104 Patienten mit metastasiertem Nierenzellkarzinom, die bereits in der Erst- oder Zweitlinie eine Immuntherapie erhalten haben, bekamen zu Beginn Nivolumab als Monotherapie. Die Studienteilnehmer, die nach 16 Wochen keine ausreichende Tumorremission zeigten, bekamen zusätzlich Ipilimumab. Unter dieser Kombination konnten knapp 12% in Responder überführt werden, das heißt sie sprachen auf die Therapie an. Ein ähnliches Bild zeigt sich auch in einer Studie zum Malignen Melanom. Hier führte die Immunkombination aus Ipilimumab+Nivolumab zu einem verbesserten Gesamtüberleben im Vergleich zur Nivolumab-Monotherapie: 52% versus 45% nach 5 Jahren. Dies unterstreicht die Relevanz des CTLA-4-Inhibitors Ipilimumab für die Langzeitremission.

Abhängigkeit der Ansprechrate von der Anzahl der IMDC-Risikofaktoren

Die Immuntherapie bestehend aus Ipilimumab+Nivolumab zeigt über die Anzahl der Risikofaktoren hinweg ein konstantes Ansprechen, das im Bereich von ungefähr 40% liegt. Die Sunitinib-Monotherapie zeigt bei 0 Risikofaktoren mit 50% ein exzellentes Ansprechen. Liegen jedoch 4-6 Risikofaktoren vor, sinkt die ORR auf knapp 16%.

Konsequenzen der PD-L1-Expression auf die Wirksamkeit

Die TKI-IO-Kombination Cabozantinib+Nivolumab hat bei einer erhöhten PD-L1-Expression ≥ 1% nur einen geringen Effekt auf das Gesamtüberleben im Vergleich zum Sunitinib. Es konnte in der CheckMate 9ER eine Risikoreduktion um 20% gezeigt werden. Die Ipilimumab+Nivolumab Kombination hingegen zeigt eine gute Wirksamkeit bei immunogenen Tumoren, sodass die PD-L1-Expression als prädiktiver Wert dienen kann.

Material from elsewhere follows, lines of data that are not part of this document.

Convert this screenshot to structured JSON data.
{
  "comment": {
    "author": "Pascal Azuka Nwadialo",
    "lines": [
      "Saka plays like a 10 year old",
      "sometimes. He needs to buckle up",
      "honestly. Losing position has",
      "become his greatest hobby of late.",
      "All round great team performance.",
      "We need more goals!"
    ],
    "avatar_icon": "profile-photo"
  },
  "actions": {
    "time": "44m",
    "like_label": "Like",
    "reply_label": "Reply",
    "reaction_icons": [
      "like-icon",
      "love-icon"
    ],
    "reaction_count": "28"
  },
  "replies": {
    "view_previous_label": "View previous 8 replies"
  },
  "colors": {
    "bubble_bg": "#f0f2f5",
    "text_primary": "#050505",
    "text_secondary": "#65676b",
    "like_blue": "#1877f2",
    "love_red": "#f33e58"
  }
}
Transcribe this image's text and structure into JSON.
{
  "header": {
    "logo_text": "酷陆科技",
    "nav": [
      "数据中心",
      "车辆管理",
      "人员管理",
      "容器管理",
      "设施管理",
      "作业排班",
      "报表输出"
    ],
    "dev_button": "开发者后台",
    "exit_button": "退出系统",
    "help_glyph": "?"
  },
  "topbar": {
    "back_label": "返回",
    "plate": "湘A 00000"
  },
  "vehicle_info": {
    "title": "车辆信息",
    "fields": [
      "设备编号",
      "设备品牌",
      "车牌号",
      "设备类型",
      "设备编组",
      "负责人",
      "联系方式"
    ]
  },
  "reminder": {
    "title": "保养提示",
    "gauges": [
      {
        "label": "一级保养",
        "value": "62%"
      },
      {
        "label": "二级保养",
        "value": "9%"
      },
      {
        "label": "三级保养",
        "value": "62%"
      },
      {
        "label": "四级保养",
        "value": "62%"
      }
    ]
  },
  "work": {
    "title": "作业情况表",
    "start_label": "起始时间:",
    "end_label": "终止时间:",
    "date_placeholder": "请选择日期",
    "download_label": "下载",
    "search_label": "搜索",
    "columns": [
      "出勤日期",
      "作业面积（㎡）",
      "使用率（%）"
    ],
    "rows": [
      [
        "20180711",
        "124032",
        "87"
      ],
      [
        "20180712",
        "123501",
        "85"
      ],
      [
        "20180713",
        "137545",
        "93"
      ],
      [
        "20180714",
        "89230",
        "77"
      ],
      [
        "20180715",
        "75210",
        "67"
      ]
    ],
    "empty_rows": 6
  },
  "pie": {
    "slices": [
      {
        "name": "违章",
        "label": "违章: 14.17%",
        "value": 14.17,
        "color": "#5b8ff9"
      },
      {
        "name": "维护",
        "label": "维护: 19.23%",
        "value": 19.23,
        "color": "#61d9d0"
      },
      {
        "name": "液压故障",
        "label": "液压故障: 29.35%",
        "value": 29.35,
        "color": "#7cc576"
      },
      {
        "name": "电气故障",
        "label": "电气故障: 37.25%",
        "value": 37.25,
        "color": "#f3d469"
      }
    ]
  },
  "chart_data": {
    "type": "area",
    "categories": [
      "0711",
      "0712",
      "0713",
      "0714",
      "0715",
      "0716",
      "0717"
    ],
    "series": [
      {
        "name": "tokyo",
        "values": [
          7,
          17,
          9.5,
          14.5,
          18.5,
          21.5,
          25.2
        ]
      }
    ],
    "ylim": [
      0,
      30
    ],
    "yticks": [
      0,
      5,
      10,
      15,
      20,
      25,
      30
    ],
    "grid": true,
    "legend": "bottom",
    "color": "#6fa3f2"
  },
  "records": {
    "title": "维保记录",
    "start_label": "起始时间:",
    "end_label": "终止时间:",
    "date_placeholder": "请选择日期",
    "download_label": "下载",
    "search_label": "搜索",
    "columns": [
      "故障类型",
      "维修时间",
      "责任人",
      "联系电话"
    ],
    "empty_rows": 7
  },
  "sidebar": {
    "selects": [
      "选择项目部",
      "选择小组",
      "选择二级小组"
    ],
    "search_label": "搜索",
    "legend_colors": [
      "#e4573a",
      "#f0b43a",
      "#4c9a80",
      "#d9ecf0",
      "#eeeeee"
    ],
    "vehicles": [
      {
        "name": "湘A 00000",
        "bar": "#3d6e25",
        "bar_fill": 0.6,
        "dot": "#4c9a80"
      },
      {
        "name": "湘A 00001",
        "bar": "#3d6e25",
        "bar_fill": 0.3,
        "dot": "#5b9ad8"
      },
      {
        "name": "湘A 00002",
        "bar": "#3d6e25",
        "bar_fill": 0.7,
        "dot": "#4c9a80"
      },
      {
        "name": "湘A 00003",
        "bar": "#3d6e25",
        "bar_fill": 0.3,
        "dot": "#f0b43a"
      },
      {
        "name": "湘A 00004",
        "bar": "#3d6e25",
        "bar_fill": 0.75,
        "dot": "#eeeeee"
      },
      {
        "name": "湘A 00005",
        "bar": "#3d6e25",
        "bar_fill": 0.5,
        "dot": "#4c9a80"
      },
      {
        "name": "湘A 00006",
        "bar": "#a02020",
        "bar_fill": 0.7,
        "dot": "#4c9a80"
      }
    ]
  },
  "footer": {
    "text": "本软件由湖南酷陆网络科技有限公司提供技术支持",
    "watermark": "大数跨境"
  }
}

Nebenwirkungen und Lebensqualität

Unerwünschte Ereignisse ≥ Grad 3 zeigten sich bei Cabozantinib+Nivolumab in 75% der Fälle, beim Sunitinib waren es 71%. Da es sich um eine Dauertherapie handelt, sind vor allem Nebenwirkungen wie Diarrhö und Fatigue zu beachten, die die Lebensqualität stark einschränken. Wie sieht es bei „Ipi-Nivo“ aus? Hier zeigen sich vor allem in der Anfangsphase gehäuft Nebenwirkungen, die Grad 3-4 entsprechen. Im Therapieverlauf nehmen die immunvermittelten Nebenwirkungen aber ab. In Bezug auf FKSI-DRS Subskalen stellt sich die Frage, wie die Kombination aus Cabozantinib+Nivolumab zu einer signifikanten Verbesserung der Lebensqualität führt, obgleich das Toxizitätsprofil des Cabozantinibs nicht besser ist als das des Sunitinibs. Hier gilt es, die genauen Mechanismen zu verstehen.

Zusammenfassung

  • Cabozantinib+Nivolumab hat eine breite Wirksamkeit.
  • Das Immuntherapie-assoziierte Ansprechen erzielt eine bessere Remissionsqualität.
  • Ipilimumab verbessert das Immuntherapie-assoziierte Ansprechen.
  • TKIs induzieren eine chronische Toxizität für die Dauer der Einnahme.
  • Ipilimumab+Nivolumab sind vor allem in der Induktionsphase mit schweren unerwünschten Ereignissen (AEs) assoziiert.